Sukkos

On Sukkos, when saying Birkas HaMazon after a meal, we add the following brief prayer: “The Compassionate One, may He raise up for us the fallen sukkah of David.” This prayer is patterned after a passage in Amos (verses 9:11-12): “On that day will I raise up the fallen sukkah of David, and I will close up its breaches and raise up its ruins, and I will build it up as in the days of old.” This passage appears in a section of Amos that is read as the haftarah of parashas Acharei Mos according to some customs and as the haftarah of parashas Kedoshim according to other customs. I present here a brief essay on the passage taken from Kochav MiYaakov, haftaras Acharei Mos. The essay is marked as being “from Naftali Maskileison,” who collaborated with Rav Avraham Beirush Flamm in the publication of Kochav MiYaakov. A number of commentaries in Kochav MiYaakov bear this annotation. I am not sure whether the annotation means that the commentary is one that the Maggid developed and Rav Maskileison had seen or heard, and passed on for inclusion in Kochav MiYaakov, or one that Rav Maskileison developed himself. In any event the commentary is an appropriate one for Sukkos.

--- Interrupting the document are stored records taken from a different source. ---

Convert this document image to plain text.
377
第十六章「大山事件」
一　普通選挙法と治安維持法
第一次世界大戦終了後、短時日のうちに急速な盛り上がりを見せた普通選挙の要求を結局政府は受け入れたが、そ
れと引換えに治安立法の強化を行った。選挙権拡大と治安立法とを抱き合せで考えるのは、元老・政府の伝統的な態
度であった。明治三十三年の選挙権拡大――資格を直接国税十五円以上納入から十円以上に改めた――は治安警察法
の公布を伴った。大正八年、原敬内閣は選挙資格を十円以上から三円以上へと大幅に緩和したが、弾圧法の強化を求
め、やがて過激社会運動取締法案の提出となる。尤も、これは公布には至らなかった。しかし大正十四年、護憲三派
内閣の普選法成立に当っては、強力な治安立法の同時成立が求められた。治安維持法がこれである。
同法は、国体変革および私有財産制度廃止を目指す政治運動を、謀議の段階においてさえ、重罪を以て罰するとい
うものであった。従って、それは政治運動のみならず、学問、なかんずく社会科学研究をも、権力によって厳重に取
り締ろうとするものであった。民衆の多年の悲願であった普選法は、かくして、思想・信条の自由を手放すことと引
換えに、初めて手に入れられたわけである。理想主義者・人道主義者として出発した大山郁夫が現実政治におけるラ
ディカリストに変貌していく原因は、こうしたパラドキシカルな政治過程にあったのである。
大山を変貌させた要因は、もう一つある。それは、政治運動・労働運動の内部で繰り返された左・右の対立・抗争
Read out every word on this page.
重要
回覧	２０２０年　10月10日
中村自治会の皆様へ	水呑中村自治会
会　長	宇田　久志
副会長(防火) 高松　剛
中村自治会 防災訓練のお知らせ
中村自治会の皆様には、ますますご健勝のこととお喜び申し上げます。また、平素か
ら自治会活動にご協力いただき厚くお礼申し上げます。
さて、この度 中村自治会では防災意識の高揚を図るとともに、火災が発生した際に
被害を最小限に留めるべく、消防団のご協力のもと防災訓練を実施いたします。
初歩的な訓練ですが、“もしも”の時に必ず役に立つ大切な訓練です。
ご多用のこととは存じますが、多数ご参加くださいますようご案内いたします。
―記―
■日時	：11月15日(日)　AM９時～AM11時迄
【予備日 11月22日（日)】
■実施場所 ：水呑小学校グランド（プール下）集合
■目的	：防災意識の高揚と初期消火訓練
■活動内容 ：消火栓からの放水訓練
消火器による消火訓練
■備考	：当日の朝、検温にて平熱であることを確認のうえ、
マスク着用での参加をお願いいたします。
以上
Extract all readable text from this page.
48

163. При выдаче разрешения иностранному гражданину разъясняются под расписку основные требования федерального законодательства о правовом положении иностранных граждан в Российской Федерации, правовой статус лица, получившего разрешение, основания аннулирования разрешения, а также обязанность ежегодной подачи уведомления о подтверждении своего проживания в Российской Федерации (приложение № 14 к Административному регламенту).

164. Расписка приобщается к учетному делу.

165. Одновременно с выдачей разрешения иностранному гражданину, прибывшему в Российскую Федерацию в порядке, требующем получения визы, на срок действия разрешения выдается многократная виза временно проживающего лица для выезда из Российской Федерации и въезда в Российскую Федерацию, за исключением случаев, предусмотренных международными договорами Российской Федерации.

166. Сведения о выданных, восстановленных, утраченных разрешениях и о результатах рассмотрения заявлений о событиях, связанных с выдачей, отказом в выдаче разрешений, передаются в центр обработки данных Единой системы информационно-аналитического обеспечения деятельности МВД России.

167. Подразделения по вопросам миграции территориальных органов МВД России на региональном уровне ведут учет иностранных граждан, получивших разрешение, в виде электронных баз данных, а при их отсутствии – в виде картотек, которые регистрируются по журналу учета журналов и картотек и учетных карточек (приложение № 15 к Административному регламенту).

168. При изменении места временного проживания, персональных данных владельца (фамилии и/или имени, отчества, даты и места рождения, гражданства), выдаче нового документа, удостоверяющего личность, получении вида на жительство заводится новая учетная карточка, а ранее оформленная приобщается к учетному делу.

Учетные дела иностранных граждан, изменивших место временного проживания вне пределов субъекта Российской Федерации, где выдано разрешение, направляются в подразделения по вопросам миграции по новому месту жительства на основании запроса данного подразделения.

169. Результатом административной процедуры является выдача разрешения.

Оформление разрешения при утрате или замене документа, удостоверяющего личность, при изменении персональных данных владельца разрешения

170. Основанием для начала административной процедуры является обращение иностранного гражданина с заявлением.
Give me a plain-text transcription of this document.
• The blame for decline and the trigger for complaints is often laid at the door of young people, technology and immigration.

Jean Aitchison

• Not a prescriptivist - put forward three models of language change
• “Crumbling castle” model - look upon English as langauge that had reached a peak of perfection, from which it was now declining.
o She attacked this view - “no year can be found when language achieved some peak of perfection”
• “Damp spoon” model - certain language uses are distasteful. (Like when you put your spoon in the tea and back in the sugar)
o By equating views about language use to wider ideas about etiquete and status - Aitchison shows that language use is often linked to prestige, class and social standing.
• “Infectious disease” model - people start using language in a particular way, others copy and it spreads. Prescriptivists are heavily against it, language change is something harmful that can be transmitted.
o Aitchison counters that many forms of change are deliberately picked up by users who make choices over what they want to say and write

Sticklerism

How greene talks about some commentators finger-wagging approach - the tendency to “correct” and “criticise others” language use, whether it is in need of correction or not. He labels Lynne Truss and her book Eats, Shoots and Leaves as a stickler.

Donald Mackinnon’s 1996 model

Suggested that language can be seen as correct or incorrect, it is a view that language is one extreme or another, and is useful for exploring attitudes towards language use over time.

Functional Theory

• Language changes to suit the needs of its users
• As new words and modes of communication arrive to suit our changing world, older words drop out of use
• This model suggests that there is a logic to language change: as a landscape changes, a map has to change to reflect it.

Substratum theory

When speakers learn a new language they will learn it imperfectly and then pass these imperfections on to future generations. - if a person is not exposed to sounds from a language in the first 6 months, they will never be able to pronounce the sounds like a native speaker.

The term “sukkah” generally denotes a booth of the type that is built in a field or vineyard to provide shelter for a watchman. A sukkah is typically a flimsy temporary structure made up of thin wooden beams, branches of trees, or straw. A regular building, by contrast, is built of thick wooden beams or stone or bricks, and is designed to last a long time. Each of these two types of structure has an advantage and a disadvantage relative to the other. A sukkah has the disadvantage of being flimsy and prone to collapse, but has the advantage of being easy to build and rebuild; the process of building a sukkah takes only a short time and does not require trained building personnel. A regular building, on the other hand, has the advantage of being strong and capable of standing for a long time – not being prone to collapse like a sukkah, but has the disadvantage that if it does fall it takes a lot of time, effort, and money to rebuild.
Now, the Beis HaMikdash is referred to as a sukkah. This name reflects the fact that it was destroyed, rebuilt, and then destroyed again. But the name also brings us encouragement, by calling to our attention that the Beis HaMikdash can be easily rebuilt whenever Hashem decides to do so. This dual meaning behind the use of the term “sukkah” is reflected in the passage from Amos. Hashem promises us that He will raise up the “fallen sukkah of David,” indicating that, when the time comes, the process of building the Beis HaMikdash will be quick and easy. But, lest we think that the third Beis HaMikdash will be like a sukkah in the sense of being destined to be destroyed just as the first two Batei Mikdash were destroyed, Hashem informs us otherwise. The third Beis HaMikdash will be like a sukkah only in that it will be built quickly; the Beis HaMikdash will never again fall. Hashem will close up the breaches that the Beis HaMikdash had in the past and raise up its ruins, and build it up as a firm, everlasting structure.